Worried about Piney Point? Polk County is ground zero for phosphogypsum stacks
The breach of a reservoir in Manatee County holding wastewater from fertilizer processing offers a reminder that Polk County contains plenty of similar sites.
The leak at the Piney Point phosphogypsum stack is threatening to release millions of gallons of contaminated water into Tampa Bay. The potential environmental catastrophe has drawn national attention.
At least a dozen such stacks exist in Polk County, according to the Florida Department of Environmental Protection. Those include the largest storage facility in the state, the 1,147-acre New Wales Stack, about five miles southwest of Mulberry.
Phosphogypsum is a byproduct of fertilizer production. In Florida, phosphate ore mined from the soil is treated to create phosphoric acid, a main component of fertilizer, and the process also yields phosphogypsum as waste.
That waste is stored in phosphogypsum stacks, often called gypstacks. The phosphogypsum is contained in reservoirs inside the structures, which can be hundreds of feet tall and cover hundreds of acres.

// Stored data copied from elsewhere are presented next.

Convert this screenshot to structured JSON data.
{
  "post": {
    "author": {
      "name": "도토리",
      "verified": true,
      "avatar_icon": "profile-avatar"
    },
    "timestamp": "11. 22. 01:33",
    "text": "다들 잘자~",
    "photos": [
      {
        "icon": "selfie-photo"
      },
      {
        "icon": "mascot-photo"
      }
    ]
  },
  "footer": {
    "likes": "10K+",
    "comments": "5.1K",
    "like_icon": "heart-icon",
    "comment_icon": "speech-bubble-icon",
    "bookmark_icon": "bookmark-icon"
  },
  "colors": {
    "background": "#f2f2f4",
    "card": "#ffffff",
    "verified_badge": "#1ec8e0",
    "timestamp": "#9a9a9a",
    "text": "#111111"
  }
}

The process of removing phosphorous from mined rock leaves behind most of the naturally occurring radioactive material in the waste, according to an explanation from the Environmental Protection Agency. That concentration makes phosphogypsum more radioactive than the original phosphate rock.
For that reason, the material cannot be released and is stored permanently in gypstacks. The structures hold ponds that usually contain “process water” left over from fertilizer production. In addition to having increased radiation levels, the water is acidic and contains nutrients such as nitrogen and phosphorous.